To illustrate how far the majority has reached here, it is instructive to dig a little deeper into the cases referenced by the majority as comparable precedents where officers used excessive force against suspects offering no resistance.
For example, in Kijowski v. City of Niles, 372 Fed.Appx. 595 (6th Cir.2010), Kijowski was a wedding guest sitting in his truck talking on his phone, and not disobeying police commands. Id. at 600-01. Officers dragged him from his truck, smashed his phone, and tased and kicked him. Id. at 597. In Landis v. Baker, 297 Fed.Appx. 453 (6th Cir.2008), officers used excessive force in tasing a suspect pinned to the ground, with officers on his back forcing his head under muddy water. Id. at 457-58. The suspect aspirated water, mud, and leaves, and ultimately died as a result of drowning. Id. at 458. In Roberts v. Manigold, 240 Fed.Appx. 675 (6th Cir.2007), an officer used excessive force in tasing a suspect repeatedly after the suspect was “completely pinned” on the ground. Id. at 676. Lastly, in a case about pepper spray rather than a Taser, officers used excessive force when they doused a suspect in pepper spray and applied asphyxiating pressure after he was fully immobilized with handcuffs and leg shackles, and had stopped resisting. Champion v. Outlook Nashville, Inc., 380 F.3d 893, 897 (6th Cir.2004). The suspect subsequently died from cardiac arrest. Id. at 898.

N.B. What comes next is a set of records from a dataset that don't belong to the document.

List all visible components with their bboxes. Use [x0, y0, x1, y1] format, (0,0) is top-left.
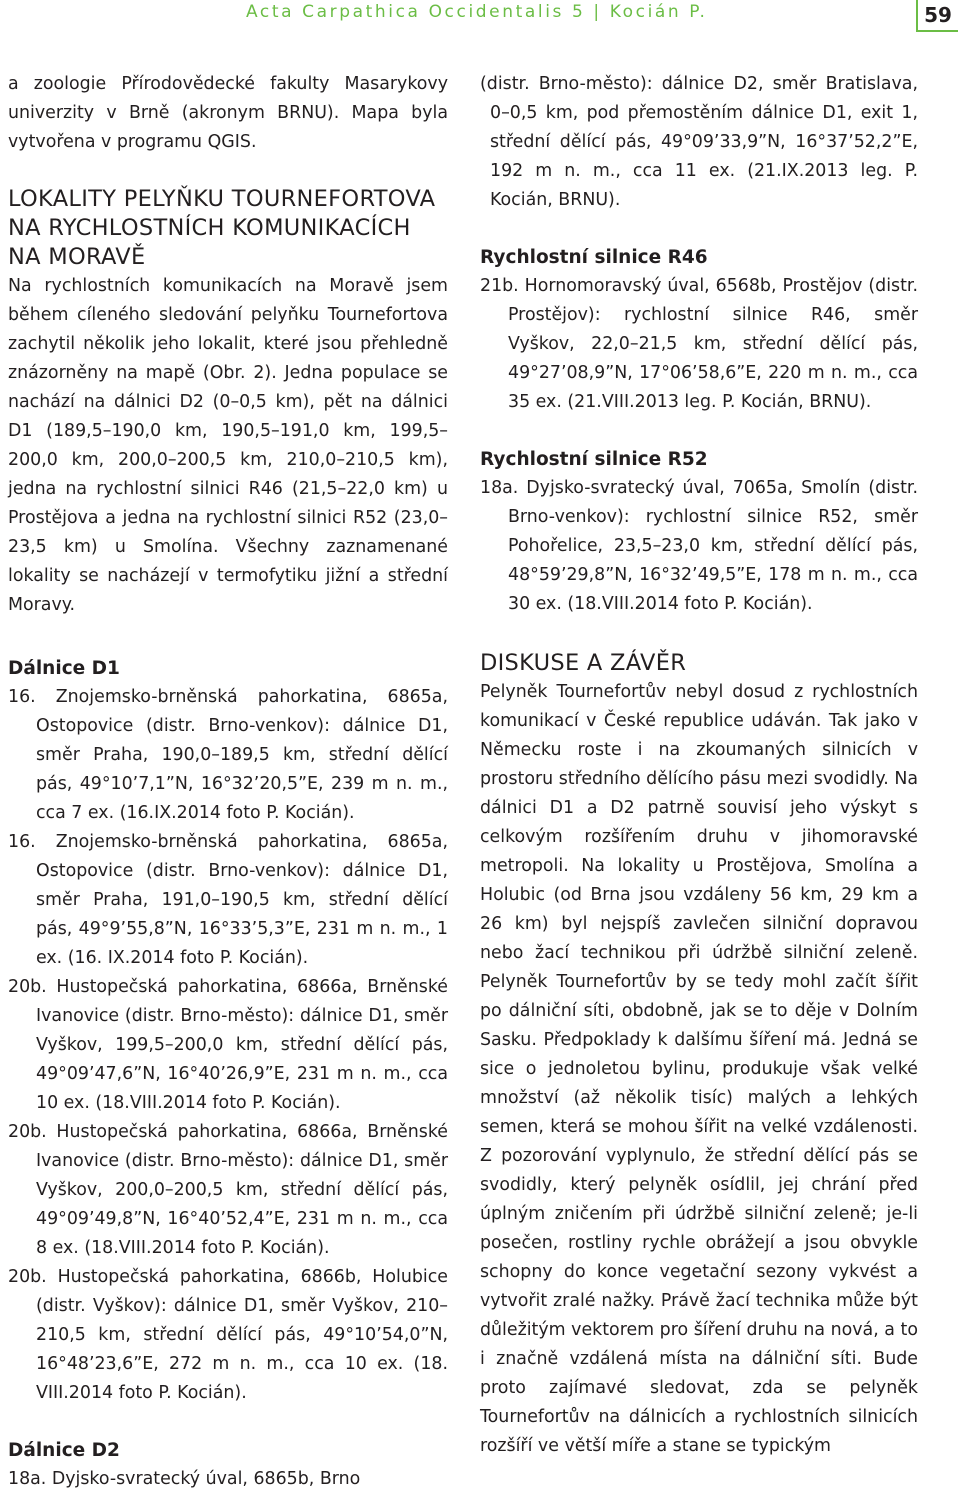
section-title-discussion: DISKUSE A ZÁVĚR: [480, 650, 687, 676]
section-title-localities: LOKALITY PELYŇKU TOURNEFORTOVA NA RYCHLOSTNÍCH KOMUNIKACÍCH NA MORAVĚ: [8, 186, 436, 270]
intro-paragraph: a zoologie Přírodovědecké fakulty Masarykovy univerzity v Brně (akronym BRNU). Mapa byla vytvořena v programu QGIS.: [8, 74, 448, 152]
record-d2-start: 18a. Dyjsko-svratecký úval, 6865b, Brno: [8, 1469, 361, 1489]
record-d2-continued: (distr. Brno-město): dálnice D2, směr Bratislava, 0–0,5 km, pod přemostěním dálnice D1, exit 1, střední dělící pás, 49°09’33,9”N, 16°37’52,2”E, 192 m n. m., cca 11 ex. (21.IX.2013 leg. P. Kocián, BRNU).: [480, 74, 918, 210]
heading-r52: Rychlostní silnice R52: [480, 449, 708, 470]
running-head: [0, 0, 960, 30]
record-d1-2: 16. Znojemsko-brněnská pahorkatina, 6865a, Ostopovice (distr. Brno-venkov): dálnice D1, směr Praha, 191,0–190,5 km, střední dělící pás, 49°9’55,8”N, 16°33’5,3”E, 231 m n. m., 1 ex. (16. IX.2014 foto P. Kocián).: [8, 832, 448, 968]
left-column: [8, 70, 448, 1494]
record-d1-3: 20b. Hustopečská pahorkatina, 6866a, Brněnské Ivanovice (distr. Brno-město): dálnice D1, směr Vyškov, 199,5–200,0 km, střední dělící pás, 49°09’47,6”N, 16°40’26,9”E, 231 m n. m., cca 10 ex. (18.VIII.2014 foto P. Kocián).: [8, 977, 448, 1113]
localities-paragraph: Na rychlostních komunikacích na Moravě jsem během cíleného sledování pelyňku Tournefortova zachytil několik jeho lokalit, které jsou přehledně znázorněny na mapě (Obr. 2). Jedna populace se nachází na dálnici D2 (0–0,5 km), pět na dálnici D1 (189,5–190,0 km, 190,5–191,0 km, 199,5–200,0 km, 200,0–200,5 km, 210,0–210,5 km), jedna na rychlostní silnici R46 (21,5–22,0 km) u Prostějova a jedna na rychlostní silnici R52 (23,0–23,5 km) u Smolína. Všechny zaznamenané lokality se nacházejí v termofytiku jižní a střední Moravy.: [8, 276, 448, 615]
heading-d2: Dálnice D2: [8, 1440, 120, 1461]
record-r52: 18a. Dyjsko-svratecký úval, 7065a, Smolín (distr. Brno-venkov): rychlostní silnice R52, směr Pohořelice, 23,5–23,0 km, střední dělící pás, 48°59’29,8”N, 16°32’49,5”E, 178 m n. m., cca 30 ex. (18.VIII.2014 foto P. Kocián).: [480, 478, 918, 614]
record-d1-1: 16. Znojemsko-brněnská pahorkatina, 6865a, Ostopovice (distr. Brno-venkov): dálnice D1, směr Praha, 190,0–189,5 km, střední dělící pás, 49°10’7,1”N, 16°32’20,5”E, 239 m n. m., cca 7 ex. (16.IX.2014 foto P. Kocián).: [8, 687, 448, 823]
record-d1-5: 20b. Hustopečská pahorkatina, 6866b, Holubice (distr. Vyškov): dálnice D1, směr Vyškov, 210–210,5 km, střední dělící pás, 49°10’54,0”N, 16°48’23,6”E, 272 m n. m., cca 10 ex. (18. VIII.2014 foto P. Kocián).: [8, 1267, 448, 1403]
record-d1-4: 20b. Hustopečská pahorkatina, 6866a, Brněnské Ivanovice (distr. Brno-město): dálnice D1, směr Vyškov, 200,0–200,5 km, střední dělící pás, 49°09’49,8”N, 16°40’52,4”E, 231 m n. m., cca 8 ex. (18.VIII.2014 foto P. Kocián).: [8, 1122, 448, 1258]
right-column: [480, 70, 918, 1461]
discussion-paragraph: Pelyněk Tournefortův nebyl dosud z rychlostních komunikací v České republice udáván. Tak jako v Německu roste i na zkoumaných silnicích v prostoru středního dělícího pásu mezi svodidly. Na dálnici D1 a D2 patrně souvisí jeho výskyt s celkovým rozšířením druhu v jihomoravské metropoli. Na lokality u Prostějova, Smolína a Holubic (od Brna jsou vzdáleny 56 km, 29 km a 26 km) byl nejspíš zavlečen silniční dopravou nebo žací technikou při údržbě silniční zeleně. Pelyněk Tournefortův by se tedy mohl začít šířit po dálniční síti, obdobně, jak se to děje v Dolním Sasku. Předpoklady k dalšímu šíření má. Jedná se sice o jednoletou bylinu, produkuje však velké množství (až několik tisíc) malých a lehkých semen, která se mohou šířit na velké vzdálenosti. Z pozorování vyplynulo, že střední dělící pás se svodidly, který pelyněk osídlil, jej chrání před úplným zničením při údržbě silniční zeleně; je-li posečen, rostliny rychle obrážejí a jsou obvykle schopny do konce vegetační sezony vykvést a vytvořit zralé nažky. Právě žací technika může být důležitým vektorem pro šíření druhu na nová, a to i značně vzdálená místa na dálniční síti. Bude proto zajímavé sledovat, zda se pelyněk Tournefortův na dálnicích a rychlostních silnicích rozšíří ve větší míře a stane se typickým: [480, 682, 918, 1456]
page-number: 59: [916, 0, 958, 32]
record-r46: 21b. Hornomoravský úval, 6568b, Prostějov (distr. Prostějov): rychlostní silnice R46, směr Vyškov, 22,0–21,5 km, střední dělící pás, 49°27’08,9”N, 17°06’58,6”E, 220 m n. m., cca 35 ex. (21.VIII.2013 leg. P. Kocián, BRNU).: [480, 276, 918, 412]
journal-title: Acta Carpathica Occidentalis 5 | Kocián P.: [246, 2, 708, 22]
heading-d1: Dálnice D1: [8, 658, 120, 679]
heading-r46: Rychlostní silnice R46: [480, 247, 708, 268]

In my view, these cases are all factually distinguishable from the conduct of the officers here. To suggest that this line of cases put the officers on notice that their use of force against plaintiff would violate his clearly established constitutional rights is simply untenable.
For these reasons, I would REVERSE the district court’s denial of the defendants’ motion for summary judgment based on qualified immunity.

. Only in hindsight is this an unusual case because plaintiff was not intoxicated but experiencing hypoglycemia, the symptoms of which can mimic intoxication. See, e.g., Padula v. Leimbach, 656 F.3d 595, 601 (7th Cir.2011). In reviewing claims for excessive force, a court must review the encounter based on what the officer saw without the benefit of hindsight. Caie v. W. Bloomfield Twp., 485 Fed.Appx. 92, 95 (6th Cir.2012).

. Interestingly, some of the cases cited by the majority suggest that if the officers had tased plaintiff for resisting being handcuffed, such a use of force would have been constitutionally permissible. See, e.g., Caie, 485 Fed.Appx. 92 at 96; Williams v. Sandel, 433 Fed.Appx. 353, 361 (6th Cir.2011); Williams v. Ingham, 373 Fed.Appx. 542, 548 (6th Cir.2010).